As of now I’ve had just shy of fifty people telling me why I’m valuable to them and how I’ve affected their lives. A few of them ever reached out to me privately to make sure I was doing ok. While I’m humbled my the outpouring of support it’s hard to appreciate the comments through the lens of depression. Dark thoughts plague my mind as I read through heartfelt and extremely kind messages.
This is the power of depression. No matter what anyone said my mind kept insisting that it was all patronizing. After all, I asked people to say nice things to me. How many of them really mean it? No one is sincere and, obviously, I’m still a worthless piece of shit. It’s so hard to silence that voice. To not let if have power over me.
With time, I felt a little better. Today, I feel better still. There is still a nagging doubt in my mind that no matter of rational thought can completely silence. But I’m ignoring that negativity as best I can for now. Hopefully I can find a professional and get whatever I need to feel a little less awful.

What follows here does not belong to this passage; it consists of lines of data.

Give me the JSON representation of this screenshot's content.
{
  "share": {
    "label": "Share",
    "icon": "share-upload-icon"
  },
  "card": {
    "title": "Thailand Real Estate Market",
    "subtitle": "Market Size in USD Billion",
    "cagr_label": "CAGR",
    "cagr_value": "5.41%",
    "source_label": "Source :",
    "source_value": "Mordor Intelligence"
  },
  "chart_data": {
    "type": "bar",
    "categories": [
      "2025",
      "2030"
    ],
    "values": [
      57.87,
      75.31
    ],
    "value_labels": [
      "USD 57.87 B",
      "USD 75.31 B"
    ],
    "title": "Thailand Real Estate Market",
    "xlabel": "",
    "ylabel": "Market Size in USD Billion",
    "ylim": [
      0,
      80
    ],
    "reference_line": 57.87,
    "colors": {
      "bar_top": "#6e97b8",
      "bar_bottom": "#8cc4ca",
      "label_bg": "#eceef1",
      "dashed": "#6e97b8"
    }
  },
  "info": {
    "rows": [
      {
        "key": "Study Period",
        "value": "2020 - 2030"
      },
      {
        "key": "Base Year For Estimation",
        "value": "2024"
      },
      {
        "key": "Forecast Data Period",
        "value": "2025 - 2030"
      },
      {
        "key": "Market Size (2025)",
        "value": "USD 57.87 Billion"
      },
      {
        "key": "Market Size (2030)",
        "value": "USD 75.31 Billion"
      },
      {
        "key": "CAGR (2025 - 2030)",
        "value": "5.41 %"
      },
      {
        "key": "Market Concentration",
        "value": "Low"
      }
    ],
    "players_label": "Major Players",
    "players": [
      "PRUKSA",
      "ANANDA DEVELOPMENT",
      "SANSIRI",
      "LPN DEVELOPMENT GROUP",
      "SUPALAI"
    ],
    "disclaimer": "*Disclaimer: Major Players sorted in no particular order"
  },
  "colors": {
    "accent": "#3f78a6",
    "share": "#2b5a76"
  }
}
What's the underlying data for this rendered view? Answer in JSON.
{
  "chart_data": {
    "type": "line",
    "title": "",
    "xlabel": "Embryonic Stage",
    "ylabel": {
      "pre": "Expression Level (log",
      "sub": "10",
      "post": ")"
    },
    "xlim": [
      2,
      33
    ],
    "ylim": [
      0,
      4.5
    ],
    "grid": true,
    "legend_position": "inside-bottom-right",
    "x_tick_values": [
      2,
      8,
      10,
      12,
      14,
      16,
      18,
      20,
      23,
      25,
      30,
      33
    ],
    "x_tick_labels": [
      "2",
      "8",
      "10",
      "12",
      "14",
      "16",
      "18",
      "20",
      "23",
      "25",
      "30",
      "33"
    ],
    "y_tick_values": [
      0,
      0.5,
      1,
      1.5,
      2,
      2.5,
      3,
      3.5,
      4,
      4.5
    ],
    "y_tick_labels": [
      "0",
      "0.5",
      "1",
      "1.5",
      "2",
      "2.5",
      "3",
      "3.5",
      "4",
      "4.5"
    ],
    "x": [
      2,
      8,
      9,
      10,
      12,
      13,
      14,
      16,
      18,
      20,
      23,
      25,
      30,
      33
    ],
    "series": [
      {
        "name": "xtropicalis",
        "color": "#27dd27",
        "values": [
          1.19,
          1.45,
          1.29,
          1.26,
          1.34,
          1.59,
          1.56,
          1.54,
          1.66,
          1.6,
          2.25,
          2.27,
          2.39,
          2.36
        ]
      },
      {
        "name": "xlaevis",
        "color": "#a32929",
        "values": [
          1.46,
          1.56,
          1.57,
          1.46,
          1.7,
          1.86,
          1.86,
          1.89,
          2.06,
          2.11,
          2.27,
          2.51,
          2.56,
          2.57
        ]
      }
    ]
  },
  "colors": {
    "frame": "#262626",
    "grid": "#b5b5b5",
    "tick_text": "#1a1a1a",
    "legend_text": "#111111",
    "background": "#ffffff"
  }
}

To everyone who took a few minutes to share their thoughts with me, thank you. It all did help, even if it’s hard to see it from my current point. To everyone who contacted me personally, I made a decision shortly after posting that I wasn’t going to talk privately about what happened. I appreciate your concern but I really couldn’t (and possibly still can’t) rehashing my troubles over and over. I wasn’t ignoring you, I was just ignoring the topic.
Let me assure everyone. No matter what self-destructive thoughts I might have had, I have not an acted on any of them and do not feel any nearer to doing so. My mind is returning, slowly but steadily, to a more normal position and I’m doing fine. Things are getting a little brighter and my minds is less troubled. Again, thank you.